Le rapport Castonguay
Pour ceux qui, comme le Syndicat canadien de la fonction publique (SCFP), ont à cœur notre système de santé universel, gratuit et public, le rapport Castonguay fait l’unanimité : il est bon pour le bac à recyclage. Même le gouvernement Charest est forcé d’en rejeter les grandes lignes, sachant fort bien que les Québécois n’en accepteraient pas l’application. Décloisonnement des pratiques publique et privée, développement de l’assurance privée, frais d’utilisation, démolition de la Loi canadienne sur la santé : un tel programme inaugurerait officiellement l’ère de la médecine marchandise, dont le gouvernement Charest fait la promotion en douce.
En réagissant au rapport Castonguay, Philippe Couillard lui-même a affirmé, en un sursaut de lucidité, que la pratique médicale hors régime et l’assurance privée n’ont rien de bon à apporter au système public. Mais c’est sa propre loi 33 qui permet l’assurance privée pour certaines chirurgies; c’est lui qui a autorisé la sous-traitance de certaines chirurgies dans le cas de l’hôpital Sacré-Cœur; c’est lui qui laisse proliférer la facturation des services et les cliniques hors régime. Il parle en sauveur du système public, mais agit en démolisseur. Pourtant, les solutions pour contrôler les coûts, réduire les listes d’attente et assurer la pérennité du système sont bien connues.
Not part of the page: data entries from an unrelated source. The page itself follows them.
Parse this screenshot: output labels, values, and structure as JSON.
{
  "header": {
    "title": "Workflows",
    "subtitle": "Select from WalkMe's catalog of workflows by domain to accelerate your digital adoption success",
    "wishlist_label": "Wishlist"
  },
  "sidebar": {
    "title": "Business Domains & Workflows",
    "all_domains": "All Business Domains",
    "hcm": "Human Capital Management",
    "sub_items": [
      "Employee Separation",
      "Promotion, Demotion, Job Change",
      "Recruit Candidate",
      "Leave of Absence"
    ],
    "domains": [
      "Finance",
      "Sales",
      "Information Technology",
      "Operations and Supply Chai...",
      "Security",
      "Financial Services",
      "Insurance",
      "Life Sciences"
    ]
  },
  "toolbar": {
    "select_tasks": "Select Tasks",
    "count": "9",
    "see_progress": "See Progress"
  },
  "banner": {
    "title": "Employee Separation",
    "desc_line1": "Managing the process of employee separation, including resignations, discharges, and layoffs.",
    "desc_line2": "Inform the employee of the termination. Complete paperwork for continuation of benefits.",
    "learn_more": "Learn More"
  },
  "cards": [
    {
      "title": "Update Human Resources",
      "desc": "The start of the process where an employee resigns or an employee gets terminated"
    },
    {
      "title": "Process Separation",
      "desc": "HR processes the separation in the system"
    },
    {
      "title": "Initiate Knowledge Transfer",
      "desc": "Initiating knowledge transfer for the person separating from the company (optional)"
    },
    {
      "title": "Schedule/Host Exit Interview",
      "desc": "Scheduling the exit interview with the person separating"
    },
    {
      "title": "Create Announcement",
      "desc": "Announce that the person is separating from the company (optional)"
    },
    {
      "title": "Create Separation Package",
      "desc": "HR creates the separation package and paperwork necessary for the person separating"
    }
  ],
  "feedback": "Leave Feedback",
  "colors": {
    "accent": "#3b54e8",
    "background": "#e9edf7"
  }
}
Au lieu de perdre du temps avec un rapport produit pour et par la petite minorité qui profiterait du naufrage du système, Charest et Couillard doivent notamment :
– développer enfin les services de première ligne, le maintien à domicile et les CHSLD;
– ouvrir des cliniques de chirurgie publiques, qui offrent les mêmes économies que les cliniques privées;
– appliquer les stratégies de regroupement et de gestion des listes d’attente qui ont connu beaucoup de succès ailleurs au Canada;
– exiger un meilleur contrôle des coûts des médicaments, qui augmentent déraisonnablement;
– améliorer les conditions de travail du personnel, ce qui augmentera la rétention de la main-d’œuvre;
– miser davantage sur l’élimination de la pauvreté, la lutte contre la pollution et l’accès au logement, qui sont des déterminants clés de la santé.
Notre système de santé universel, gratuit et public, les Québécois y tiennent mordicus, car ils savent que l’égalité devant la maladie est un fondement de la justice sociale et qu’un système de santé privé à l’américaine est un désastre et une honte. Couillard et Charest doivent d’urgence appliquer les vraies solutions et colmater les brèches dans la gratuité des soins qu’ils ont hypocritement ouvertes ces dernières années.